Virgil's work has had wide and deep influence on Western literature, most notably Dante's Divine Comedy, in which Virgil appears as the author's guide through Hell and Purgatory. Dante also mentions Virgil in De vulgari eloquentia, along with Ovid, Lucan and Statius, as one of the four regulati poetae.

He composed three of the most famous poems in Latin literature: the Eclogues (or Bucolics), the Georgics, and the epic Aeneid. A number of minor poems, collected in the Appendix Vergiliana, were attributed to him in ancient times, but modern scholars consider his authorship of these poems as dubious.

The Aeneid in question is widely considered Virgil's finest work, and is regarded as one of the most important poems in the history of Western literature (T. S. Eliot referred to it as 'the classic of all Europe').The work (modelled after Homer's Iliad and Odyssey) chronicles a refugee of the Trojan War, named Aeneas, as he struggles to fulfill his destiny. His intentions are to reach Italy, where his descendants Romulus and Remus are to found the city of Rome.

Virgil worked on the Aeneid during the last eleven years of his life (29–19 BC), commissioned, according to Propertius, by Augustus. The epic poem consists of 12 books in dactylic hexameter verse which describe the journey of Aeneas, a warrior fleeing the sack of Troy, to Italy, his battle with the Italian prince Turnus, and the foundation of a city from which Rome would emerge. The Aeneid's first six books describe the journey of Aeneas from Troy to Rome. Virgil made use of several models in the composition of his epic; Homer, the pre-eminent author of classical epic, is everywhere present, but Virgil also makes special use of the Latin poet Ennius and the Hellenistic poet Apollonius of Rhodes among the various other writers to which he alludes.

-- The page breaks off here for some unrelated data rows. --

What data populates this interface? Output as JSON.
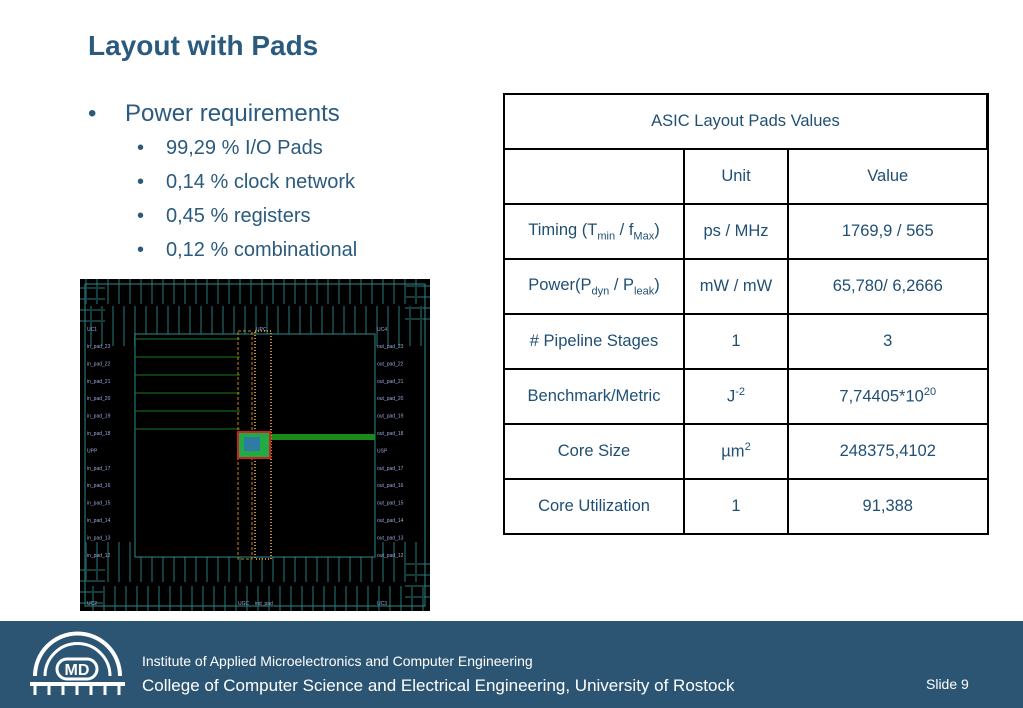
{
  "title": "Layout with Pads",
  "bullets": {
    "main": "Power requirements",
    "sub": [
      "99,29 % I/O Pads",
      "0,14 % clock network",
      "0,45 % registers",
      "0,12 % combinational"
    ]
  },
  "table": {
    "caption": "ASIC Layout Pads Values",
    "header": [
      "Unit",
      "Value"
    ],
    "rows": [
      [
        [
          {
            "text": "Timing (T"
          },
          {
            "text": "min",
            "style": "sub"
          },
          {
            "text": " / f"
          },
          {
            "text": "Max",
            "style": "sub"
          },
          {
            "text": ")"
          }
        ],
        [
          {
            "text": "ps / MHz"
          }
        ],
        [
          {
            "text": "1769,9 / 565"
          }
        ]
      ],
      [
        [
          {
            "text": "Power(P"
          },
          {
            "text": "dyn",
            "style": "sub"
          },
          {
            "text": " / P"
          },
          {
            "text": "leak",
            "style": "sub"
          },
          {
            "text": ")"
          }
        ],
        [
          {
            "text": "mW / mW"
          }
        ],
        [
          {
            "text": "65,780/ 6,2666"
          }
        ]
      ],
      [
        [
          {
            "text": "# Pipeline Stages"
          }
        ],
        [
          {
            "text": "1"
          }
        ],
        [
          {
            "text": "3"
          }
        ]
      ],
      [
        [
          {
            "text": "Benchmark/Metric"
          }
        ],
        [
          {
            "text": "J"
          },
          {
            "text": "-2",
            "style": "sup"
          }
        ],
        [
          {
            "text": "7,74405*10"
          },
          {
            "text": "20",
            "style": "sup"
          }
        ]
      ],
      [
        [
          {
            "text": "Core Size"
          }
        ],
        [
          {
            "text": "µm"
          },
          {
            "text": "2",
            "style": "sup"
          }
        ],
        [
          {
            "text": "248375,4102"
          }
        ]
      ],
      [
        [
          {
            "text": "Core Utilization"
          }
        ],
        [
          {
            "text": "1"
          }
        ],
        [
          {
            "text": "91,388"
          }
        ]
      ]
    ]
  },
  "chip": {
    "corners": [
      "UC1",
      "UC4",
      "UC2",
      "UC3"
    ],
    "top": "UPC",
    "bottom": [
      "UGC",
      "ind_pad"
    ],
    "left": [
      "in_pad_23",
      "in_pad_22",
      "in_pad_21",
      "in_pad_20",
      "in_pad_19",
      "in_pad_18",
      "UPP",
      "in_pad_17",
      "in_pad_16",
      "in_pad_15",
      "in_pad_14",
      "in_pad_13",
      "in_pad_12"
    ],
    "right": [
      "out_pad_23",
      "out_pad_22",
      "out_pad_21",
      "out_pad_20",
      "out_pad_19",
      "out_pad_18",
      "USP",
      "out_pad_17",
      "out_pad_16",
      "out_pad_15",
      "out_pad_14",
      "out_pad_13",
      "out_pad_12"
    ]
  },
  "footer": {
    "logo": "MD",
    "line1": "Institute of Applied Microelectronics and Computer Engineering",
    "line2": "College of Computer Science and Electrical Engineering, University of Rostock",
    "slide": "Slide 9"
  }
}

Although the Aeneid casts itself firmly into the epic mode, it often seeks to expand the genre by including elements of other genres such as tragedy and aetiological poetry. Ancient commentators noted that Virgil seems to divide the Aeneid into two sections based on the poetry of Homer; the first six books were viewed as employing the Odyssey as a model while the last six were connected to the Iliad.